New research from The University of Western Australia’s Oceans Institute and ARC Centre of Excellence for Coral Reef Studies has examined the building blocks of a reef island off the coast of WA’s Pilbara region to better predict its resilience to climate change.
UWA PhD student and lead author Josh Bonesso investigated the link between the living reef ecology, the sediment it generated to build the landforms, and how climate change could impact how the islands formed in the future.
“Reef-island seascapes are an artefact of the inherent life and death cycle of reef organisms,” Mr Bonesso said.
“It is by understanding the connection through space and time, that we may better safeguard their future.
“Coral reef islands, such as the Pilbara inshore islands, are a critical stronghold for many endemic and vulnerable species including sea turtles, shore bird, and sea bird populations.”
Image: Tropical clear-water off Eva Island.
Tropical clear-water coral reef systems can trend towards more turbid-water environments when impacted by climate change; such as rising sea surface temperature, ocean acidification, and decreasing water quality conditions.
“We investigated, for the first time, the link between the ecology and sediment dynamics of a naturally turbid reef-island system, Eva Island, in the eastern Indian Ocean,” Mr Bonesso said.
Around the world most reef islands are built by one primary organism, such as coral or foraminifera (a single-celled organism).
“Our study found reef and island sediments were very high in two component organisms: molluscs and coral,” he said.

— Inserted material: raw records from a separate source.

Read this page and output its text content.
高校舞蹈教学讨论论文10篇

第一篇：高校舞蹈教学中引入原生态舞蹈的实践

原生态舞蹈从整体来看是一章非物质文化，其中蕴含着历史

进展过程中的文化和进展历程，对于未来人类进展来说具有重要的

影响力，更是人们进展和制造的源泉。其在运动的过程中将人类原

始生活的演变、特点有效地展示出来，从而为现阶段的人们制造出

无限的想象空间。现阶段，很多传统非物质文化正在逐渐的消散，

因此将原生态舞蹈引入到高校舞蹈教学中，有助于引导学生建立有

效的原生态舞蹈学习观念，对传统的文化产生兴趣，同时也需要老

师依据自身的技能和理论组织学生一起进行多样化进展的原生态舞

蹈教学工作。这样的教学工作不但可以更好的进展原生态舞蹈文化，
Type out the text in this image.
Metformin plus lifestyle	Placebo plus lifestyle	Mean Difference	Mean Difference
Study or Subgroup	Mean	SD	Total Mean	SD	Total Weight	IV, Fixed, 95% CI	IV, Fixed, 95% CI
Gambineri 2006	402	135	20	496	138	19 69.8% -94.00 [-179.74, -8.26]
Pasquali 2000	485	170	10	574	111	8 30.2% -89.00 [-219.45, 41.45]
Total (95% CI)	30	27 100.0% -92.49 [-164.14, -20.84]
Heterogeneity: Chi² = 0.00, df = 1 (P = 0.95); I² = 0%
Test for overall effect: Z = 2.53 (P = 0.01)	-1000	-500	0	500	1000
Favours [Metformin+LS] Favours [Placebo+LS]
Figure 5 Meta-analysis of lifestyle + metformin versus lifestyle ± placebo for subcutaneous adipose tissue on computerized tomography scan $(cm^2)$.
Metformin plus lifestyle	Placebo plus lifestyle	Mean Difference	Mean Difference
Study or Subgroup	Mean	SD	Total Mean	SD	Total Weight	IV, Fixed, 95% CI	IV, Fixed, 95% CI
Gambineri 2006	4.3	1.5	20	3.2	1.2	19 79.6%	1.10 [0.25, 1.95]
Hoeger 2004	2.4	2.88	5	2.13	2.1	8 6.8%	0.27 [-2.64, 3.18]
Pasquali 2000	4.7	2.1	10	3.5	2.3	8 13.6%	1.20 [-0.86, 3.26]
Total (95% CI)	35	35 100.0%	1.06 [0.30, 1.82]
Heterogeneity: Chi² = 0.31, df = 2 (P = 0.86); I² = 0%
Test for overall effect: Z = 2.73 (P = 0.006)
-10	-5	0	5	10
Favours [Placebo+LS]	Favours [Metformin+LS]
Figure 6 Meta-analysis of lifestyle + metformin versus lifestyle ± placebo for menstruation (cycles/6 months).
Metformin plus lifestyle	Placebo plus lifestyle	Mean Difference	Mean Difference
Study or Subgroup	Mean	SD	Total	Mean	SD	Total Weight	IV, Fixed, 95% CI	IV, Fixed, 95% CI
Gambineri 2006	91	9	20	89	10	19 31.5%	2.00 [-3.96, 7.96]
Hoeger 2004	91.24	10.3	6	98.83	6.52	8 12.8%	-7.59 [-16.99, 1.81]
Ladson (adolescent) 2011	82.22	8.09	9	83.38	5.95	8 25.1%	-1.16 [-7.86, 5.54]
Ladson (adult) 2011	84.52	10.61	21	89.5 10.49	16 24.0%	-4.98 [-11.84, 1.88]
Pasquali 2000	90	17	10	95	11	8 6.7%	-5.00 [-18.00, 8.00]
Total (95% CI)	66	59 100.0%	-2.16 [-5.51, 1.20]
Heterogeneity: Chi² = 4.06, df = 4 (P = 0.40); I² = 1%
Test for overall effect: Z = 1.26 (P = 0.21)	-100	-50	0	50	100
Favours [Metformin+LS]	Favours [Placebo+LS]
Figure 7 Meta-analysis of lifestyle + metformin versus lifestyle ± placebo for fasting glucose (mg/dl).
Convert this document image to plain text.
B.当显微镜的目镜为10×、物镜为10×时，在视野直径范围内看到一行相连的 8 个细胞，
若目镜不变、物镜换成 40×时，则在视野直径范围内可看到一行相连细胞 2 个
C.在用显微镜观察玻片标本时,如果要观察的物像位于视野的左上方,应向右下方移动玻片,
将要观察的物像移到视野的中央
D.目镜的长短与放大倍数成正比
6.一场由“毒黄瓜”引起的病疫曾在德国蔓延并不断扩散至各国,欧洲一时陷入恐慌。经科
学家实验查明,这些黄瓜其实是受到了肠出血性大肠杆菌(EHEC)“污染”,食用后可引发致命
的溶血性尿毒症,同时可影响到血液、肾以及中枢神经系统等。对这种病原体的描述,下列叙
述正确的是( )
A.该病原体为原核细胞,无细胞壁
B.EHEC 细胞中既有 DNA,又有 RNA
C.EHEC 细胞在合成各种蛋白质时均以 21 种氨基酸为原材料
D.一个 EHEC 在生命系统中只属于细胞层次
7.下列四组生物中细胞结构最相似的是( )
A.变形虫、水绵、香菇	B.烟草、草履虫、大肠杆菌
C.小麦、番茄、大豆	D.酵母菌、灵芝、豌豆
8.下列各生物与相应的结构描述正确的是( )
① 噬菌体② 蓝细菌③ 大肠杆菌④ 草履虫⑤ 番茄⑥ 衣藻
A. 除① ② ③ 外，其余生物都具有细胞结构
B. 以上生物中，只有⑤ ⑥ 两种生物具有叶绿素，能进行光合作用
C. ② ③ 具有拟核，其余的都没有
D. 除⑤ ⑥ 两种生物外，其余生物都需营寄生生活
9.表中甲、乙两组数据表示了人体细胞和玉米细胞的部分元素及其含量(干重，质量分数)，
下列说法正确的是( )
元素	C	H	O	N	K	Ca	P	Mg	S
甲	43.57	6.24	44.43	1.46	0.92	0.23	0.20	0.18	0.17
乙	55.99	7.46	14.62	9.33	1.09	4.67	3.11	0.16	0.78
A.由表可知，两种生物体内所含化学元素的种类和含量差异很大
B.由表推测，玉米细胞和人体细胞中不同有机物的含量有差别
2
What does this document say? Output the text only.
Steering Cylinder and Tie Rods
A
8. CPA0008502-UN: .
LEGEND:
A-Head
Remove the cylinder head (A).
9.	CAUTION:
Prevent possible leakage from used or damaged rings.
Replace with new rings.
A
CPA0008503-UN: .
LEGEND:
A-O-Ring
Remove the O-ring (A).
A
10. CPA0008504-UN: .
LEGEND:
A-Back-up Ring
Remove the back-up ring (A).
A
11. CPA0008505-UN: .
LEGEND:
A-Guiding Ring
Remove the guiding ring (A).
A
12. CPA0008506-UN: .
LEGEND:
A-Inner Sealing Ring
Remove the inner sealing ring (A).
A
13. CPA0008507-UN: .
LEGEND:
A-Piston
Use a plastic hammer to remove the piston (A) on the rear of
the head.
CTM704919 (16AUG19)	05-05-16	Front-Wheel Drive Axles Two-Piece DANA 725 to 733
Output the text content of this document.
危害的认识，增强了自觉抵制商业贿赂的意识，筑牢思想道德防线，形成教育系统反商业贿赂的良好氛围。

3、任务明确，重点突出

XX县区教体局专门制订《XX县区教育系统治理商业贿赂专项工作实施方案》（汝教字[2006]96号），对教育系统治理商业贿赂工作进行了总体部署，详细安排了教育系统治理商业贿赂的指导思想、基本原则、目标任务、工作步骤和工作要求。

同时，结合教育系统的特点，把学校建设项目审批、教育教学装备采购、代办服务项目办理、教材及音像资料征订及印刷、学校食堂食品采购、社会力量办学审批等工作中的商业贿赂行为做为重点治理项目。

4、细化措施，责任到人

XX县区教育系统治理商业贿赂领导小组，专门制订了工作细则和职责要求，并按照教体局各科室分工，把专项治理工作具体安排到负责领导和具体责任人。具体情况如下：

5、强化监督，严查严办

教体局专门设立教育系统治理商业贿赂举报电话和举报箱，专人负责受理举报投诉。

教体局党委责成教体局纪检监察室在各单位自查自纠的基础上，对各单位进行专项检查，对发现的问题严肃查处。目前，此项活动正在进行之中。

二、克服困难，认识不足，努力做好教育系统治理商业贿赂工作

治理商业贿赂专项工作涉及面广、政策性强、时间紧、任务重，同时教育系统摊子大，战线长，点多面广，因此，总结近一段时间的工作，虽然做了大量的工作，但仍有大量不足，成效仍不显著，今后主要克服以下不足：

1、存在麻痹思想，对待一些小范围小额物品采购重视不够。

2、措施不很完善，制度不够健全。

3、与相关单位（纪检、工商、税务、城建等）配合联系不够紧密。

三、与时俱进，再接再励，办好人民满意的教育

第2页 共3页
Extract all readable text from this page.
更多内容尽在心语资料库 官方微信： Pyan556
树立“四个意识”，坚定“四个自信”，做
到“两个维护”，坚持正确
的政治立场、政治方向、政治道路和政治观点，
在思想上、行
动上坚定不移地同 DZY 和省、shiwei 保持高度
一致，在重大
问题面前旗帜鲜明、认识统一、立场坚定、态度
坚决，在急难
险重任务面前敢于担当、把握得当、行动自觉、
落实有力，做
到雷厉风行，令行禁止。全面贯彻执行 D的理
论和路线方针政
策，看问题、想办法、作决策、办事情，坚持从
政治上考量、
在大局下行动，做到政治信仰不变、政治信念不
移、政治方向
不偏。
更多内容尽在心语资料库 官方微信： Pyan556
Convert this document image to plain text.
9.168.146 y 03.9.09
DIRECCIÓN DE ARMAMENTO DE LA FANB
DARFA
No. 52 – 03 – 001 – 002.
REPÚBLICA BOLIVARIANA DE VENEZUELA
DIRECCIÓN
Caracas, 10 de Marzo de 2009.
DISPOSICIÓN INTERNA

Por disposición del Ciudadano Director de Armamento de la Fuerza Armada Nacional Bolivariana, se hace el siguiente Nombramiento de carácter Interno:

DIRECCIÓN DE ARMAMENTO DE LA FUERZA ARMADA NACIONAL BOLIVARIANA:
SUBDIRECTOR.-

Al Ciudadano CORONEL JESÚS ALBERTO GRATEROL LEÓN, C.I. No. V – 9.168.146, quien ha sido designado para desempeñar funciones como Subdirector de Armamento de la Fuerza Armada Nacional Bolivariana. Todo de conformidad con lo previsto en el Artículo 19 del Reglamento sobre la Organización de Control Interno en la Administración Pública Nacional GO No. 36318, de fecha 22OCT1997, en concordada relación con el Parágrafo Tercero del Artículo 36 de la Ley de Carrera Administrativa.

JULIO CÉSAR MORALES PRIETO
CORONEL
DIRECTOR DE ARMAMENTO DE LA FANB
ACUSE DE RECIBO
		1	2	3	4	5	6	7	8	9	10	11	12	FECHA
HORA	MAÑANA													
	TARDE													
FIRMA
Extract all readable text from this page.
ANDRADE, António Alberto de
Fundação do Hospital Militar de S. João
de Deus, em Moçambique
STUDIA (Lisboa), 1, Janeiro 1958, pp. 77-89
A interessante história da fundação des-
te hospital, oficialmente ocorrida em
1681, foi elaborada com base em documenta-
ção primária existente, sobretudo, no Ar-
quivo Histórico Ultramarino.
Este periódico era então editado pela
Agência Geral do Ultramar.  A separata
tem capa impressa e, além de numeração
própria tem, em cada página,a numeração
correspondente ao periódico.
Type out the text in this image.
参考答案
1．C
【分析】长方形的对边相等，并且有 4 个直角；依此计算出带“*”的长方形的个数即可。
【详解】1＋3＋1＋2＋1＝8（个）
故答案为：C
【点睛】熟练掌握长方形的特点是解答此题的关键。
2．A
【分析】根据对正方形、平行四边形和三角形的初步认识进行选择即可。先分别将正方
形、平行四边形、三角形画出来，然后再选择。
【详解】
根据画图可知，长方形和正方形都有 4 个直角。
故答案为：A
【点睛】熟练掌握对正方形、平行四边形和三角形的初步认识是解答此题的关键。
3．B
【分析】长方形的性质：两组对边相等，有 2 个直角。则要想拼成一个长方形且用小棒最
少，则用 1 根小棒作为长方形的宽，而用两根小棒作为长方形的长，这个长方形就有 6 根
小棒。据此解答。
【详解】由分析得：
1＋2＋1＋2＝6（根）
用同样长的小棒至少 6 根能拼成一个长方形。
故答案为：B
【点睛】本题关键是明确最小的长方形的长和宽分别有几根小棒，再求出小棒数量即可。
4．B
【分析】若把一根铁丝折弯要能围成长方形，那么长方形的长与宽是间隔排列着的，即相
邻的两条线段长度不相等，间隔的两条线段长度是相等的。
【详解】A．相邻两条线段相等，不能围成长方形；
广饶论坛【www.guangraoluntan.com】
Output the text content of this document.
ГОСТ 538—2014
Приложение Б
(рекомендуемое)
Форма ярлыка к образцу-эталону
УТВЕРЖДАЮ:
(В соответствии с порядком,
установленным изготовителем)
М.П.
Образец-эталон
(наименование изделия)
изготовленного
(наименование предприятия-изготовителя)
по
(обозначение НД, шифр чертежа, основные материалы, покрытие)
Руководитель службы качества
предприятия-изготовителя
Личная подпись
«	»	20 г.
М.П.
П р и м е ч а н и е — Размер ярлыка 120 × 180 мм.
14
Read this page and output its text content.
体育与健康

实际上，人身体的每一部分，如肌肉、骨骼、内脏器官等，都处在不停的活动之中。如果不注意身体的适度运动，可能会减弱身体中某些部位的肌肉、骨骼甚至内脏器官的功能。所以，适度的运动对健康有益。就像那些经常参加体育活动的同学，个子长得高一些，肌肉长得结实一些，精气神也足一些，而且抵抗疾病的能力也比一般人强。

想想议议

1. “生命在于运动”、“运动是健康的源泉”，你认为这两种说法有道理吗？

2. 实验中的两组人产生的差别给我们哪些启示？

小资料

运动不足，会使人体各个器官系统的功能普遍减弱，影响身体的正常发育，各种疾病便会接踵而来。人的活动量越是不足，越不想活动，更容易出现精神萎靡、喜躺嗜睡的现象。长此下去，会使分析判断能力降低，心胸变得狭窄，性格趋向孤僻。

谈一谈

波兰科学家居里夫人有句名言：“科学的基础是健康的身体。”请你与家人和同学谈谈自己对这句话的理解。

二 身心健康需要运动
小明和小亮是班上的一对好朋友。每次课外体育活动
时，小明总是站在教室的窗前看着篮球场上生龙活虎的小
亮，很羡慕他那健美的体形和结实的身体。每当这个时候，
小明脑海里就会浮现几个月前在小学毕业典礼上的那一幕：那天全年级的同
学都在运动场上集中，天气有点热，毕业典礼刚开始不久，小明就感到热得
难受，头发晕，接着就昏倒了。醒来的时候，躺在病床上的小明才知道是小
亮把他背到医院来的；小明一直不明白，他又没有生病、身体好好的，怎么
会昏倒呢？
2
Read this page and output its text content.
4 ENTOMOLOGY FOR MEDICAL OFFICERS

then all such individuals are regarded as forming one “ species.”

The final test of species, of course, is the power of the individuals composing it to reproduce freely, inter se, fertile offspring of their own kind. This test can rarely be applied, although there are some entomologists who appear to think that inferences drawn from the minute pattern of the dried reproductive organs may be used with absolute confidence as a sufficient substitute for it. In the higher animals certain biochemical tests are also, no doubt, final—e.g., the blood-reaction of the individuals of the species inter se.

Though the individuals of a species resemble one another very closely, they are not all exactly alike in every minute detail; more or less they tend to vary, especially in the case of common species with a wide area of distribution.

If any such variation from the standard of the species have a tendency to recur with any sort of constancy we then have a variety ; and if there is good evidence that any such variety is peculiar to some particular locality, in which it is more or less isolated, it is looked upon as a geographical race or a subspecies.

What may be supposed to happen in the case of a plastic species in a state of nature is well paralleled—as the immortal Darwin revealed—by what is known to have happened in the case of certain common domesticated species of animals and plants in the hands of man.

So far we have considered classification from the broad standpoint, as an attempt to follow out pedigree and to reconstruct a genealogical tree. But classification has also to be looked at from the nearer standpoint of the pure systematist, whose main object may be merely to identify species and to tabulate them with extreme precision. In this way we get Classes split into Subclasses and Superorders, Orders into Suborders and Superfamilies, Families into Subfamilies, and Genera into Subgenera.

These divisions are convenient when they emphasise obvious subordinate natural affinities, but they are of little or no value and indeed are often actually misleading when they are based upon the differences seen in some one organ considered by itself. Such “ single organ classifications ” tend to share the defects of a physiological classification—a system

“However, surveys showed there to be very low numbers of living molluscs left on the reef which could have been caused by several factors including acute disturbance events – marine heat waves, the life cycle of molluscs, transport of mollusc-rich sediments from northern WA, or high retention of mollusc material in the local sediments at Eva Island.”
Research group lead scientist Dr Mick O’Leary, from UWA’s School of Earth Sciences, said understanding contemporary sediment dynamics was important for interpreting island resilience to environmental change.
“Understanding the rate of reef sediment production and supply will be a critical factor in predicting the future trajectory of reef-islands under the double whammy of warming oceans and rising seas,” Dr O’Leary said.
The study found reef Islands with more diverse sediment components, like Eva Island, were more likely to exhibit greater potential for resilience – but molluscs and coral were very sensitive to climate change so any decline could result in slow island building.